I gather this has created a mini-firestorm, and obviously I understand why. If you imply that a bill was structured to take advantage of the “stupidity” of the American voter, that’s just bound to come back to haunt you. So the radio yammerheads are having a field day, and I guess I don’t blame them.
But if we can take just a half step up from radio yammerhead land, did Gruber say anything that isn’t common knowledge? I’m not playing faux naive here. I’m serious. Basically, Gruber said two things.
First, he noted that it was important to make sure the mandate wasn’t scored as a tax by the CBO. Indeed it was, and this was a topic of frequent discussion while the bill was being debated. We can all argue about whether this was an example of the CBO scoring process being gamed, but it has nothing to do with the American voter. Rather, it has everything to do with the American congressman, who’s afraid to vote for anything unless it comes packaged with a nice, neat bow bearing an arbitrary, predetermined price tag.
As for risk-rated subsidies, I don’t even know what Gruber is talking about here.
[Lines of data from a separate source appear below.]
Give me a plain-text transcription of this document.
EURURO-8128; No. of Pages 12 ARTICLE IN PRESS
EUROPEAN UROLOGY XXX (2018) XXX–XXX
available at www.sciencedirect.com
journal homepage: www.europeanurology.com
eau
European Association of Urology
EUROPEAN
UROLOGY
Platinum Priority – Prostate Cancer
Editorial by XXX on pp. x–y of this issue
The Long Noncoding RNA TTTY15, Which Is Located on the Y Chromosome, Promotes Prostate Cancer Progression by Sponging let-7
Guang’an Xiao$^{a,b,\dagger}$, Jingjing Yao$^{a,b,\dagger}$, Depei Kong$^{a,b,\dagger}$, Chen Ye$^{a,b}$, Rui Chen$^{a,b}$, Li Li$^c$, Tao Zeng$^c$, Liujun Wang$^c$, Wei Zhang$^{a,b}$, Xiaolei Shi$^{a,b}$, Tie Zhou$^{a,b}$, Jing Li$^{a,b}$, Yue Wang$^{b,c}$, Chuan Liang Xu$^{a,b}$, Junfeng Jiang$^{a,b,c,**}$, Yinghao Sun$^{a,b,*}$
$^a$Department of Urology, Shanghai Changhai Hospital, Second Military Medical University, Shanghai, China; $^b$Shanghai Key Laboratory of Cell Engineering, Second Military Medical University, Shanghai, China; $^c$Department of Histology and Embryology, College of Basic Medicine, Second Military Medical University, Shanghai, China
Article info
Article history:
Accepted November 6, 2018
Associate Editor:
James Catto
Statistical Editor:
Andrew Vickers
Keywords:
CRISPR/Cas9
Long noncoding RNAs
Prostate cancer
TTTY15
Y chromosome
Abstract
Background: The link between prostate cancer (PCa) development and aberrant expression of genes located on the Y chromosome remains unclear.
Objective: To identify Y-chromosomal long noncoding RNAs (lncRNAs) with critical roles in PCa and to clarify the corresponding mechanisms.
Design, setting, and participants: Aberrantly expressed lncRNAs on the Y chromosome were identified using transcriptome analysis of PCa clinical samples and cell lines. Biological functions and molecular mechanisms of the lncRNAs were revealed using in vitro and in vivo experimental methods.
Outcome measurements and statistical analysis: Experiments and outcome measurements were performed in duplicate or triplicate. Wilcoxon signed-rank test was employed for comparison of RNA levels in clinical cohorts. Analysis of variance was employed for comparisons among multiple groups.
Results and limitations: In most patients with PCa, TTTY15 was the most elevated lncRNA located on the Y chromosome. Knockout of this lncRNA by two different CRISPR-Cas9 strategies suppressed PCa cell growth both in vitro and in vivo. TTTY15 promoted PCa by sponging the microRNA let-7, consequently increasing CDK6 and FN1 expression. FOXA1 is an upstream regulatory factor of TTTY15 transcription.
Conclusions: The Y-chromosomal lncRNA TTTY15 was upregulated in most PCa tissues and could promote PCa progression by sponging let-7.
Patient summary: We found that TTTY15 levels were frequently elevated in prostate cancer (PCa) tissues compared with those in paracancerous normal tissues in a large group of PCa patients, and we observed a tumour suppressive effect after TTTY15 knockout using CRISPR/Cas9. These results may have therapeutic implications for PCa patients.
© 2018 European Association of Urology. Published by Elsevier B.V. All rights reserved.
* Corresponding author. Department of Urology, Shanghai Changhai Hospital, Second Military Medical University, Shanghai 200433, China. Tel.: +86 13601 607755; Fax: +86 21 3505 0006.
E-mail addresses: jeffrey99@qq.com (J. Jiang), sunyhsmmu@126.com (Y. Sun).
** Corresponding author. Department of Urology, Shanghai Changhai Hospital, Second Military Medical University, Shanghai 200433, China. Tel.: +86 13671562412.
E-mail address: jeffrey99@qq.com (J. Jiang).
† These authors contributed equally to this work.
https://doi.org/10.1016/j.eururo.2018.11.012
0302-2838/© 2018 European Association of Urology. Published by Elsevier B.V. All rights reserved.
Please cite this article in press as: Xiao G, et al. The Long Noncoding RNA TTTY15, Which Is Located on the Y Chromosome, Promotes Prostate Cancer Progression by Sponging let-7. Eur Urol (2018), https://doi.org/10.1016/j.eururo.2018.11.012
Of course healthy people pay in and sick people get money. It’s health insurance. That’s how it works. Once again, this was a common topic of discussion while the bill was being debated—in fact, one that opponents of the bill talked about constantly. They complained endlessly that healthy young people would pay relatively higher rates than they deserved, while older, sicker people would get a relative break on their premiums. This was no big secret, but the bill passed anyway.
It’s true that the average Joe didn’t know anything about this, but not because the average Joe is stupid. It’s because most people simply don’t pay attention to this stuff even slightly. The fraction of the electorate that cares about the minutiae of policymaking could be stored in a pickle jar. That’s just life.
So basically, Gruber foolishly made a comment about the stupidity of the American voter—a comment that wasn’t even right, I think. But that’s it. Everything else he said was common knowledge during 2009 and 2010 among the pickle jar set. If you cared about policy, you knew this stuff. If you didn’t, you didn’t. But that’s true of everything, isn’t it?